DRŌN (Mid. Pers. drōn, Bk. Pahl. dlwn < Av. draonah- “portion of food”; Gujarati Parsi darūn), Zoroastrian ritual term originally meaning “sacred portion” and designating a ritual offering to divine beings (Y. 33.8), for example, the portion of a sacrificial animal presented to the yazata Haoma (Hōm; Y. 11.4). In later Zoroastrian tradition, as reflected in the Pahlavi books and contemporary Parsi practice, however, drōn denotes only the flat, round unleavened wheat bread that constitutes the regular offering. According to stipulations preserved in Nērangestān (1.8.A-C), drōn must be prepared from dry, ritually clean, unleavened wheat flour moistened with pure water and kneaded only by priests or their wives (Aērpatastān, pp. 86-104; Ērbadistān, fols. 28r-34r; Nērangestān, fols. 39v-47v, 48v-49v). During preparation each drōn is marked on one side with nine shallow incisions, arranged three by three, while the words humata, hūxta, and hvaršta are recited thrice each. Frasast, unmarked wheat bread of the same type, is also made and consecrated with the drōn by the zōt “officiating priest” (Y. 8.1; Modi, pp. 279-80, 335). Zoroastrians in Persia now make drōn from leavened dough (Boyce, Stronghold, p. 38).
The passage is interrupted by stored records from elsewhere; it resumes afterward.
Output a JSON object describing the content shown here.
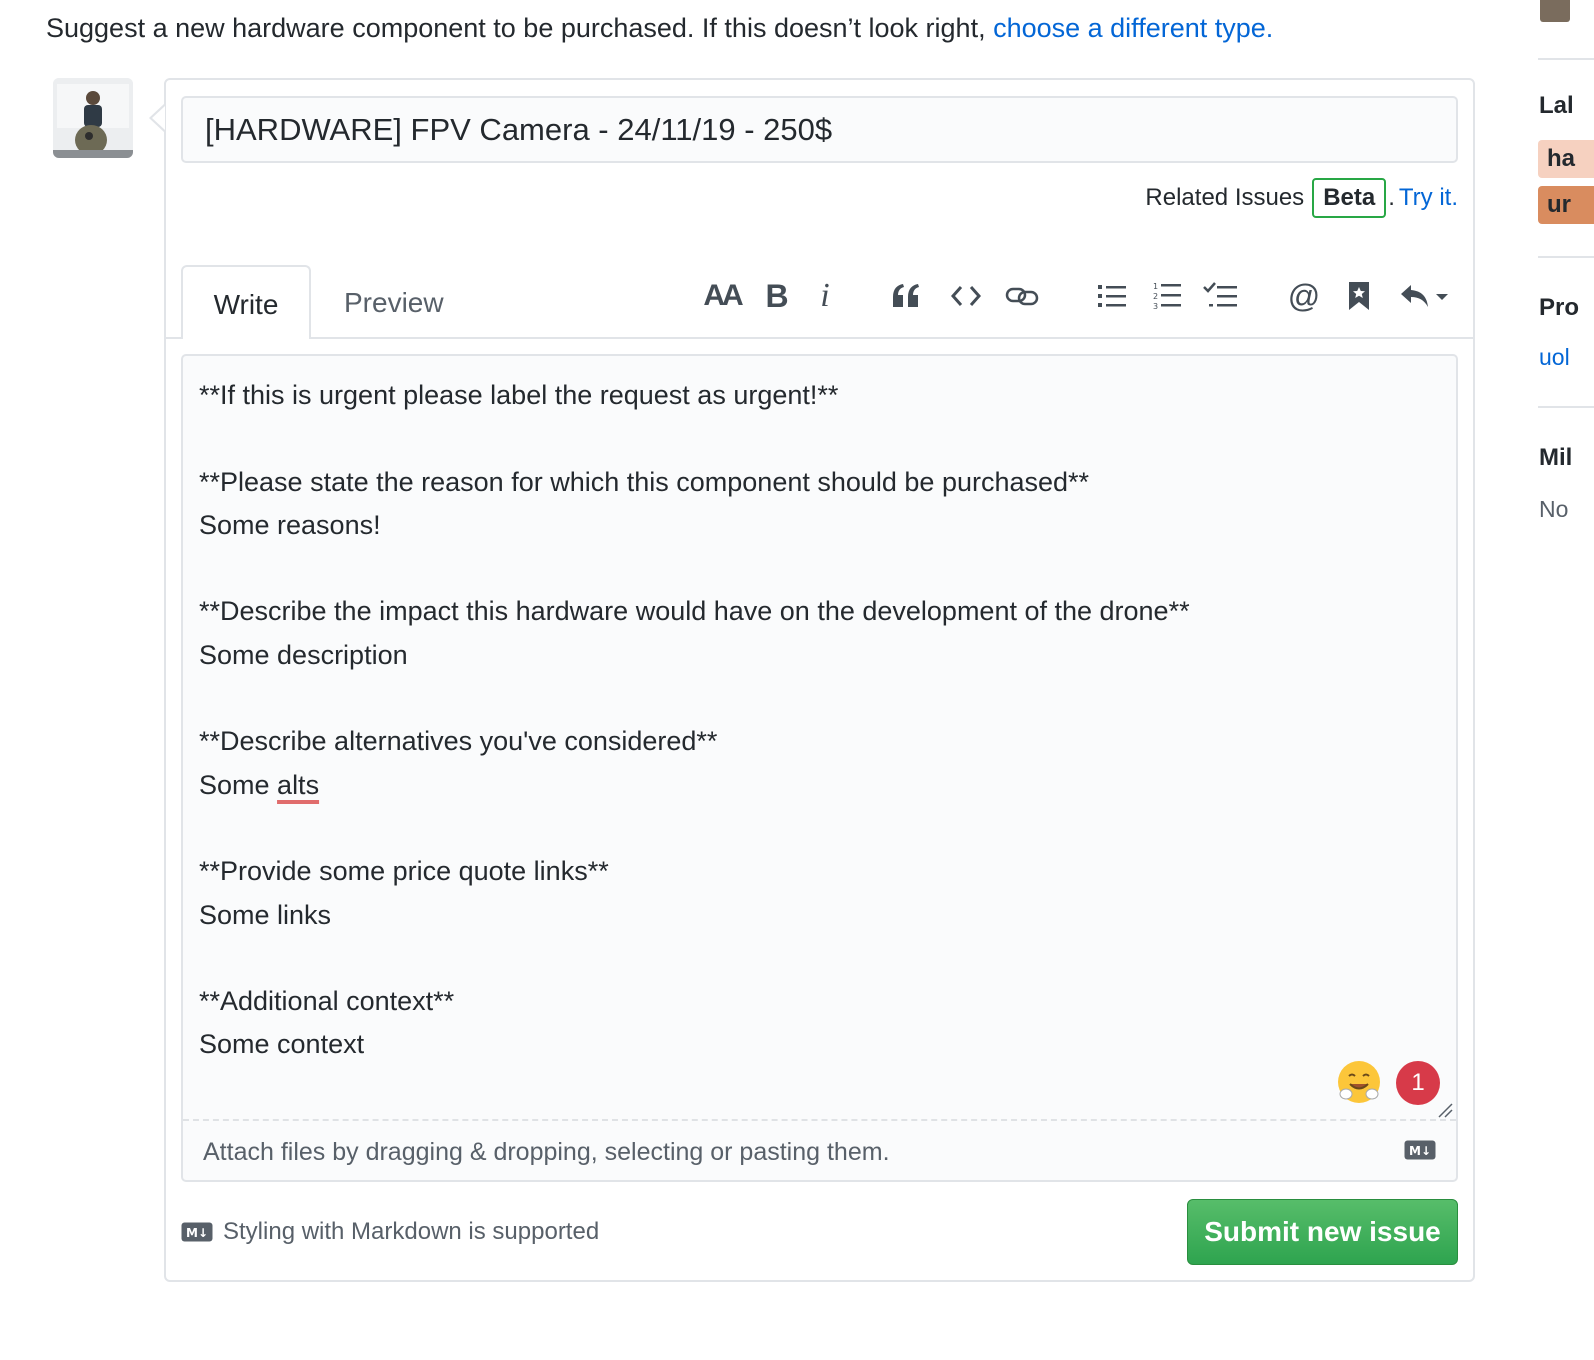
{
  "intro": {
    "text": "Suggest a new hardware component to be purchased. If this doesn’t look right, ",
    "link": "choose a different type."
  },
  "issue": {
    "title_value": "[HARDWARE] FPV Camera - 24/11/19 - 250$",
    "related_label": "Related Issues",
    "beta_badge": "Beta",
    "related_dot": ".",
    "try_link": "Try it."
  },
  "tabs": {
    "write": "Write",
    "preview": "Preview"
  },
  "toolbar": {
    "icons": [
      "text-size-icon",
      "bold-icon",
      "italic-icon",
      "quote-icon",
      "code-icon",
      "link-icon",
      "unordered-list-icon",
      "ordered-list-icon",
      "task-list-icon",
      "mention-icon",
      "reference-icon",
      "reply-icon"
    ],
    "text_size": "AA",
    "bold": "B",
    "italic": "i",
    "mention": "@"
  },
  "editor": {
    "line1": "**If this is urgent please label the request as urgent!**",
    "line2": "**Please state the reason for which this component should be purchased**",
    "line3": "Some reasons!",
    "line4": "**Describe the impact this hardware would have on the development of the drone**",
    "line5": "Some description",
    "line6": "**Describe alternatives you've considered**",
    "line7a": "Some ",
    "line7b": "alts",
    "line8": "**Provide some price quote links**",
    "line9": "Some links",
    "line10": "**Additional context**",
    "line11": "Some context",
    "badge_count": "1"
  },
  "attach": {
    "text": "Attach files by dragging & dropping, selecting or pasting them.",
    "md_icon_label": "M↓"
  },
  "footer": {
    "markdown_note": "Styling with Markdown is supported",
    "submit": "Submit new issue"
  },
  "sidebar": {
    "labels_heading": "Lal",
    "label_1": "ha",
    "label_2": "ur",
    "projects_heading": "Pro",
    "project_link": "uol",
    "milestone_heading": "Mil",
    "milestone_value": "No"
  },
  "colors": {
    "link": "#0366d6",
    "submit_green": "#2ea44f",
    "beta_border": "#28a745",
    "badge_red": "#d73a49",
    "label_1_bg": "#f6d1c0",
    "label_2_bg": "#d98c5f"
  }
}
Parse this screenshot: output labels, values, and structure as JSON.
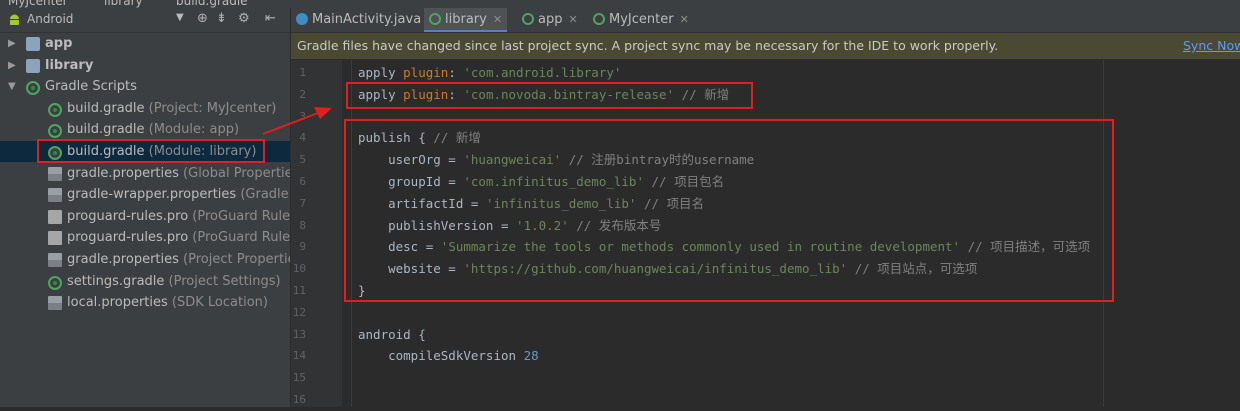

As one of the myazd, or votive offerings, drōn is a ritual requisite for the yasna, yašt ī drōn, vidēvdād, visperad, and āfrīnagān ceremonies. Because yašt ī drōn “service [for consecration] of the drōn” (Y. 3-8), a ceremony of worship and thanksgiving with a šnūman, or dedication, in Avestan to any Zoroastrian divinity, may also be performed as a bāj, or consecration, before eating, Parsis have come to call it by that term and know it as the bāj of panj tāy (Modi, p. 340). Zoroastrians in Persia, on the other hand, have abbreviated the name of the service simply to drōn (Boyce and Kotwal, p. 65). One drōn is requiredfor consecration during the yasna, vidēvdād, visperad, and āfrīnagān ceremonies. Yašt ī drōn services usually require consecration of two drōns and two frasasts. One exception is the service in honor of Sraoša (Srōš), which requires three drōns and three frasasts.
Parsi priests place clarified butter, representing the gōšodāg (< Av. gaoš.huδå), in the center of the drōn and consecrate them together. The bread is believed to represent the vegetable kingdom and to have been made for protection of the body and is also compared to the material world (K. J. Jamasp-Asa, p. 203), whereas gōšodāg is thought to symbolize the animal kingdom (Boyce and Kotwal, p. 63). Consecration of the drōn and gōšodāg consists of the recitation of Yasna 3-8, which takes place as part of the yasna service; the zōt, while reciting Yasna 8.4, ritually tastes (makes čāšnī of) both (Boyce and Kotwal, p. 63; Modi, p. 281). In a separate yašt ī drōn service, for which the text is the same, the frasast is also tasted (Modi, pp. 340-41). Afterward members of the congregation may partake of these consecrated foods. Four yašt ī drōn are performed, in honor of Vayu (Wāy), Rašnu (Rašn) and Arštāt (Aštād), Sraoša, and the fravašis just before the dawn following the third night after a Zoroastrian’s death and during each of the ten days of frawardīgān. The service is a basic preliminary for all other high ceremonies as well (K. M. Jamasp-Asa).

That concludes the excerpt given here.